Data Process Engine: January 2015

1/29/2015

esProc External Memory Computing: Concept of Cursor

The concept of cursor is very important for the database. With the cursor, data can be manipulated more flexibly and returned from the data table by rows. esProc supports many types of cursor, like database cursor, file cursor and in-memory record sequence cursor, to satisfy various needs in data fetching and processing. In this article, we’ll introduce what the cursor used in esProc is and its three types.

1. What is cursor

Using the cursor in the database enables returning the result in batches, instead of trying to retrieve all of it into the memory at a time. The cursor is like a pointer, it fetches one row of data each time from the result set by moving its own position. This mechanism of retrieving data by rows is usually used to process big data table, which cannot be entirely loaded into the limited memory.

Compared with directly returning all result, the database cursor is flexible enough to avoid the memory overflow but its speed of processing is not very fast.

There are some differences, however, between esProc cursor and database cursor:

1) esProc cursor is only used to get data without modifying the result set.

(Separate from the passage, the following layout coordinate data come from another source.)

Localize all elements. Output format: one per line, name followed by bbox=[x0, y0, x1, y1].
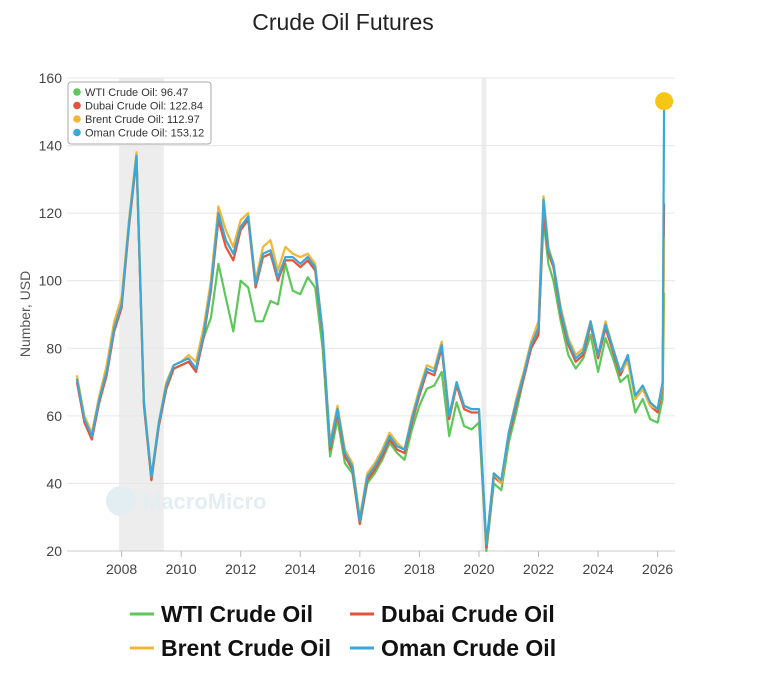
tooltip-dot-icon bbox=[73, 88, 81, 96]
tooltip-dot-icon bbox=[73, 128, 81, 137]
y-tick-label: 60 bbox=[46, 408, 62, 424]
tooltip-item: Dubai Crude Oil: 122.84 bbox=[85, 101, 203, 113]
x-tick-label: 2026 bbox=[642, 561, 673, 577]
tooltip-item: Oman Crude Oil: 153.12 bbox=[85, 128, 204, 140]
x-axis-ticks: 2008 2010 2012 2014 2016 2018 2020 2022 2024 2026 bbox=[106, 551, 673, 577]
y-tick-label: 80 bbox=[46, 340, 62, 356]
legend-item-dubai-crude-oil[interactable]: Dubai Crude Oil bbox=[350, 601, 555, 627]
y-tick-label: 20 bbox=[46, 543, 62, 559]
y-tick-label: 100 bbox=[39, 273, 63, 289]
x-tick-label: 2018 bbox=[404, 561, 435, 577]
legend: WTI Crude Oil Dubai Crude Oil Brent Crude … bbox=[130, 601, 556, 661]
x-tick-label: 2010 bbox=[166, 561, 197, 577]
x-tick-label: 2024 bbox=[582, 561, 613, 577]
gridlines bbox=[67, 77, 675, 552]
legend-item-oman-crude-oil[interactable]: Oman Crude Oil bbox=[350, 635, 556, 661]
tooltip-item: Brent Crude Oil: 112.97 bbox=[85, 114, 200, 126]
recession-shading bbox=[119, 78, 487, 551]
watermark-text: MacroMicro bbox=[143, 489, 266, 514]
series-line-oman-crude-oil bbox=[75, 101, 666, 546]
x-tick-label: 2014 bbox=[285, 561, 316, 577]
y-tick-label: 120 bbox=[39, 205, 63, 221]
tooltip-dot-icon bbox=[73, 101, 81, 110]
series-lines bbox=[75, 101, 666, 553]
tooltip: WTI Crude Oil: 96.47 Dubai Crude Oil: 122… bbox=[67, 81, 212, 145]
hover-point-marker[interactable] bbox=[655, 92, 674, 111]
legend-item-brent-crude-oil[interactable]: Brent Crude Oil bbox=[130, 635, 331, 661]
y-tick-label: 140 bbox=[39, 138, 63, 154]
tooltip-dot-icon bbox=[73, 115, 81, 123]
chart-title: Crude Oil Futures bbox=[252, 9, 434, 35]
hover-marker[interactable] bbox=[655, 92, 674, 111]
legend-label: Oman Crude Oil bbox=[381, 635, 556, 661]
x-tick-label: 2016 bbox=[344, 561, 375, 577]
x-tick-label: 2012 bbox=[225, 561, 256, 577]
legend-label: WTI Crude Oil bbox=[161, 601, 313, 627]
tooltip-box bbox=[67, 81, 212, 145]
legend-label: Brent Crude Oil bbox=[161, 635, 331, 661]
watermark: MacroMicro bbox=[106, 486, 266, 516]
tooltip-item: WTI Crude Oil: 96.47 bbox=[85, 87, 188, 99]
legend-label: Dubai Crude Oil bbox=[381, 601, 555, 627]
legend-item-wti-crude-oil[interactable]: WTI Crude Oil bbox=[130, 601, 313, 627]
series-line-dubai-crude-oil bbox=[75, 158, 666, 549]
x-tick-label: 2022 bbox=[523, 561, 554, 577]
y-tick-label: 40 bbox=[46, 475, 62, 491]
y-axis-label: Number, USD bbox=[17, 271, 33, 357]
shaded-period bbox=[481, 78, 487, 551]
watermark-logo-icon bbox=[106, 486, 136, 516]
y-axis-ticks: 20 40 60 80 100 120 140 160 bbox=[39, 70, 63, 559]
x-tick-label: 2020 bbox=[463, 561, 494, 577]
x-tick-label: 2008 bbox=[106, 561, 137, 577]
y-tick-label: 160 bbox=[39, 70, 63, 86]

2) Data are traversed only once from front to back during fetching data from the esProc cursor, which is similar to the setting of TYPE_FORWARD_ONLY in JDBC.

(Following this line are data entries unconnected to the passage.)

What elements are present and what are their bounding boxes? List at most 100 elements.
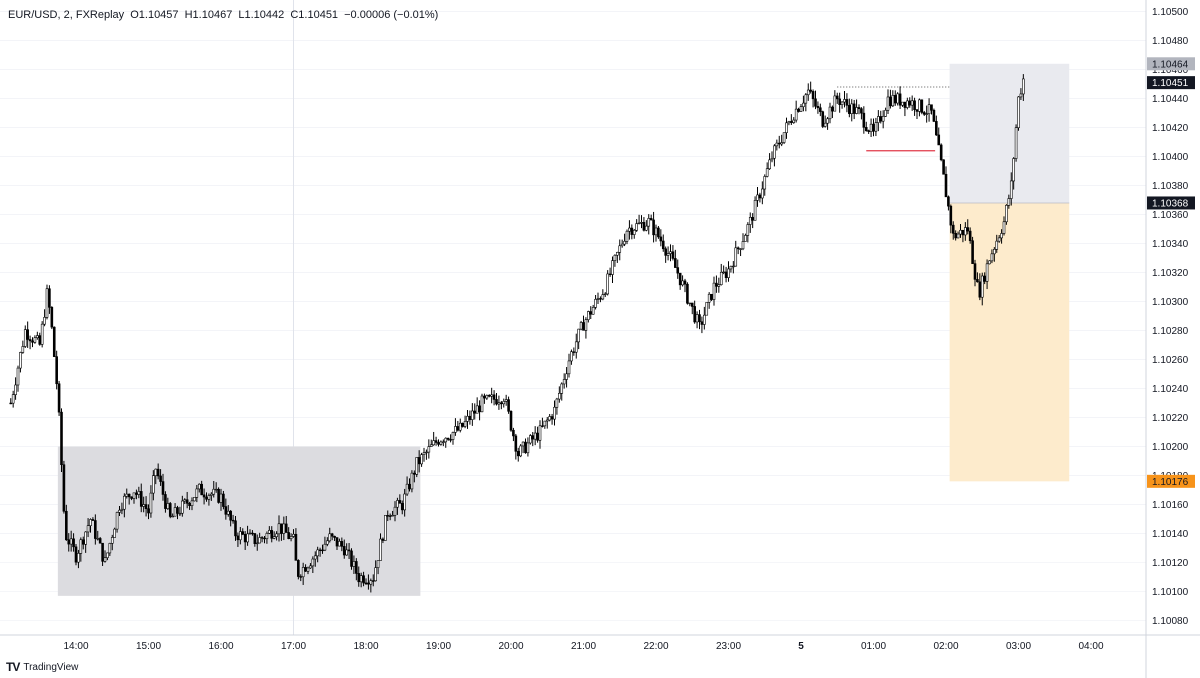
candle-body [106, 552, 109, 559]
candle-body [239, 531, 242, 541]
price-axis-label: 1.10160 [1152, 500, 1189, 511]
candle-body [268, 530, 271, 534]
candle-body [978, 281, 982, 298]
candle-body [26, 329, 29, 340]
candle-body [966, 227, 970, 232]
tradingview-brand[interactable]: TV TradingView [6, 660, 78, 674]
candle-body [840, 101, 844, 105]
candle-body [468, 415, 472, 420]
candle-body [306, 567, 310, 572]
candle-body [461, 422, 464, 427]
candle-body [21, 346, 25, 353]
candle-body [550, 416, 554, 420]
candle-body [495, 399, 498, 405]
time-axis-label: 17:00 [281, 641, 306, 652]
candle-body [125, 493, 129, 497]
candle-body [173, 507, 177, 517]
candle-body [814, 98, 817, 107]
candle-body [367, 582, 370, 585]
candle-body [794, 108, 798, 121]
candle-body [478, 405, 481, 413]
entry-price-tag[interactable]: 1.10368 [1152, 198, 1189, 209]
candle-body [1019, 93, 1023, 98]
candle-body [207, 495, 211, 500]
candle-body [538, 425, 542, 441]
candle-body [811, 91, 815, 100]
price-axis-label: 1.10380 [1152, 181, 1189, 192]
candle-body [628, 227, 631, 232]
candle-body [995, 240, 999, 250]
candle-body [860, 108, 863, 114]
candle-body [400, 503, 404, 511]
candle-body [79, 539, 83, 554]
candle-body [31, 340, 34, 343]
candle-body [693, 306, 696, 323]
candle-body [874, 122, 878, 132]
candle-body [345, 549, 348, 556]
candle-body [703, 314, 706, 325]
candle-body [330, 533, 334, 537]
position-target-zone[interactable] [949, 63, 1070, 203]
legend-close: C1.10451 [290, 9, 339, 21]
candle-body [797, 108, 800, 112]
target-price-tag[interactable]: 1.10464 [1152, 59, 1189, 70]
candle-body [210, 493, 213, 496]
candle-body [591, 307, 595, 315]
candle-body [65, 510, 68, 541]
candle-body [263, 537, 266, 540]
candle-body [89, 519, 92, 526]
candle-body [214, 488, 218, 491]
candle-body [908, 100, 912, 106]
candle-body [38, 335, 42, 345]
symbol-legend: EUR/USD, 2, FXReplay O1.10457 H1.10467 L… [8, 9, 441, 21]
candle-body [683, 280, 687, 285]
price-axis-label: 1.10140 [1152, 529, 1189, 540]
candle-body [159, 475, 162, 482]
legend-symbol[interactable]: EUR/USD, 2, FXReplay [8, 9, 125, 21]
candle-body [458, 422, 462, 431]
candle-body [521, 441, 525, 447]
last-price-tag-bg [1147, 76, 1195, 90]
candle-body [543, 420, 547, 427]
candle-body [898, 93, 902, 106]
candle-body [519, 445, 522, 457]
candle-body [183, 499, 187, 502]
candle-body [1007, 198, 1011, 206]
candle-body [231, 519, 235, 522]
stop-price-tag[interactable]: 1.10176 [1152, 477, 1189, 488]
candle-body [449, 439, 452, 441]
last-price-tag[interactable]: 1.10451 [1152, 78, 1189, 89]
candle-body [756, 194, 759, 201]
candle-body [570, 351, 573, 362]
candle-body [710, 293, 713, 300]
candle-body [993, 248, 996, 255]
position-stop-zone[interactable] [949, 202, 1070, 482]
candle-body [386, 515, 390, 517]
candle-body [272, 536, 276, 539]
candle-body [838, 98, 841, 105]
candle-body [927, 104, 931, 115]
candle-body [809, 89, 812, 92]
candle-body [973, 263, 977, 280]
candle-body [294, 533, 298, 561]
range-box[interactable] [57, 446, 421, 596]
candle-body [454, 426, 457, 433]
candle-body [246, 533, 249, 543]
candle-body [724, 271, 728, 278]
candle-body [852, 103, 856, 114]
candle-body [516, 451, 520, 457]
candle-body [763, 176, 767, 190]
entry-price-tag-bg [1147, 196, 1195, 210]
candle-body [722, 271, 725, 274]
candle-body [753, 200, 757, 221]
candle-body [52, 326, 56, 357]
candle-body [985, 263, 989, 282]
candle-body [1009, 180, 1013, 199]
candle-body [748, 217, 752, 225]
legend-high: H1.10467 [184, 9, 233, 21]
candle-body [553, 406, 556, 420]
candle-body [739, 248, 742, 250]
candle-body [654, 227, 658, 236]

3) esProc cursor can be created based on either the database or the data file, or the in-memory record sequence.

Different types of esProc cursors have similar usages and we can mix and match them to suit the requirements.

2. Database cursor

With db.cursor(sql) function, data returned from the database can be converted into the cursor. For example:

A1 creates a database cursor. A2 fetches the first 100 records from it, as shown below:

Data fetched from the cursor with cs.fetch() will be returned as a table sequence.

A3 will follow on to fetch another 100 records in order, for esProc allows only a single traversal of cursor data from front to back:

As can be seen from EID field, A3 fetches the records from the 101th employee. In this example, cs.fetch() is used merely to fetch data from the cursor. For more usages of the esProc cursor, please refer to esProc External Memory Computing: Basic Usages of the Cursor.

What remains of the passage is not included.